Suddenly, a trumpet scares the ghosts away and I am back from my daydream, back to the sunny terrace.
But the colonial times aren’t over, even in 2011. The trumpet is the call of the guard, who is forming straight lines of horses in an orchestrated march.
We didn’t really know what we were watching, but we stayed there for the whole hour it lasted, silencing when the trumpets did, commenting when the horses started their march again. It probably was just a simple change of guard, but on that morning, so early in a colonial town, we felt like we were somewhere in back time.
As dawn gave way to the morning sun, Salta became the capital city of the province. People hurried down the streets, entering shops, getting out with full bags. The whole city was awake; the streets were busy with people and cars, the parks crowded with happy children.
Like in any other city, we tried restaurants, sat on terraces, visited churches and hiked the pilgrim’s hill. Like in any other place, we talked to people, mostly visitors, wandered in the streets and took photos. Salta the capital became that: just another city.

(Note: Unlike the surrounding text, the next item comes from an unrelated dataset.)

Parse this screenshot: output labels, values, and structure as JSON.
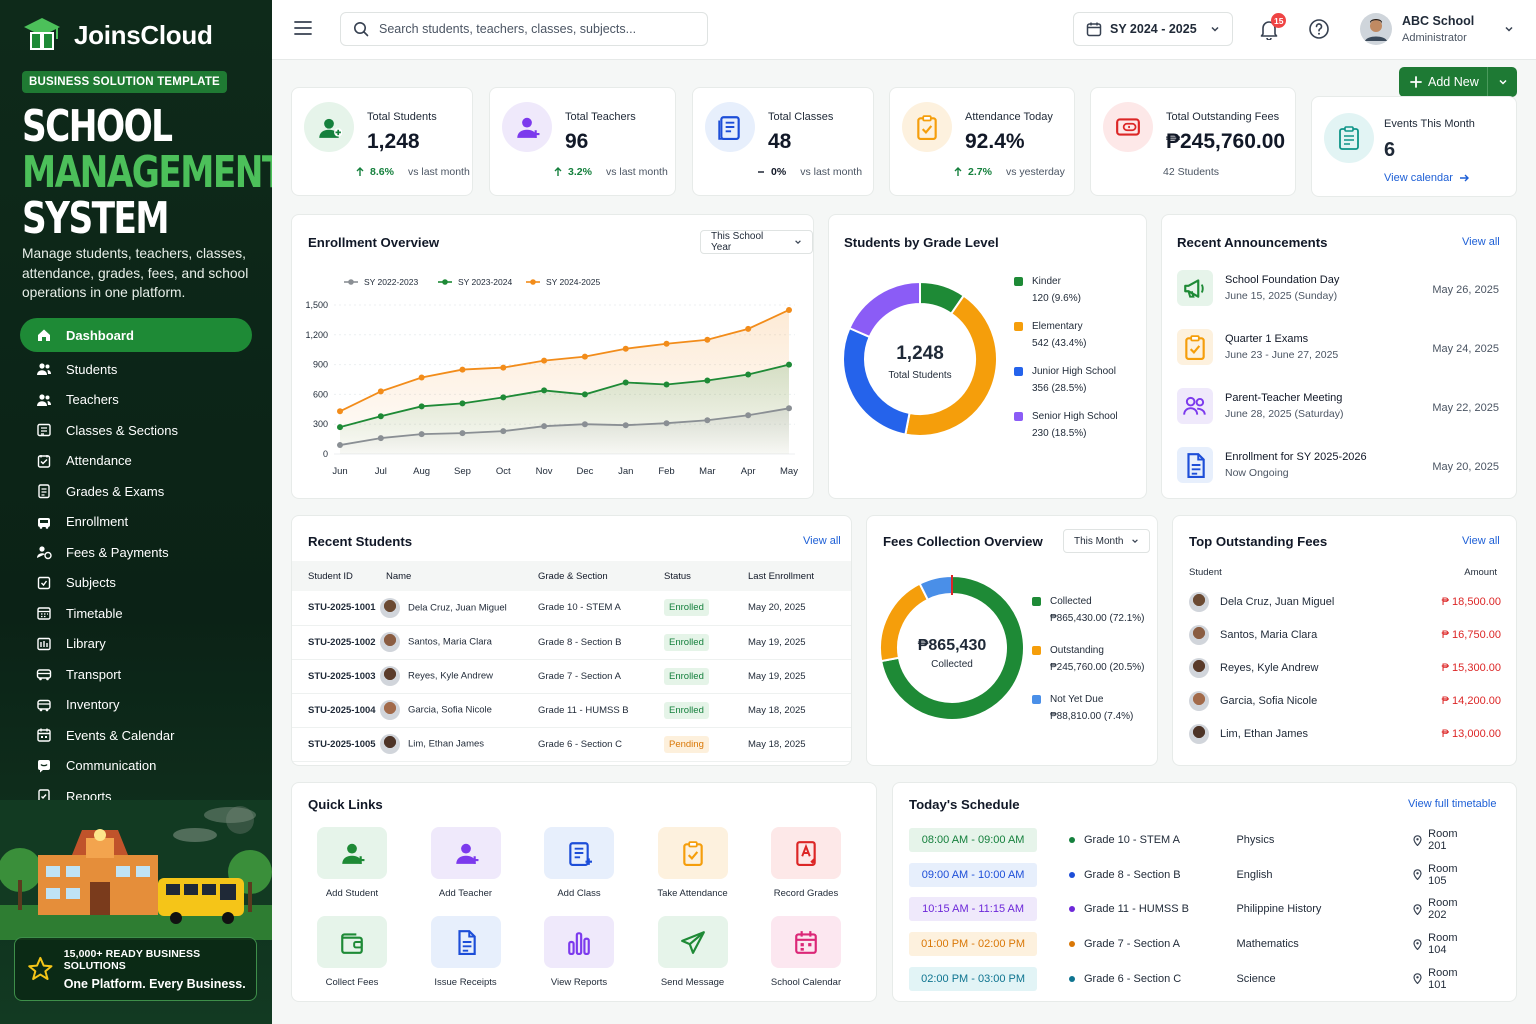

But when the sun rises or sets, during the short moments they last, that’s when you know why you came to Salta. Not for the restaurants, nor the monuments, not for the hill. You are there to get that indescribable feeling of being in a movie, of being somewhere back in time. You went to Salta to wander down the peaceful streets. Or to look at the houses and the buildings under the first or the last rays of the Sun, thinking of the history Salta has. Thinking that you are in the North of Argentina, where you probably never thought you would be. It’s just a small dot on a world map, you’re just a person in your time, standing where other persons have stood a long time ago, dressed differently, in Salta.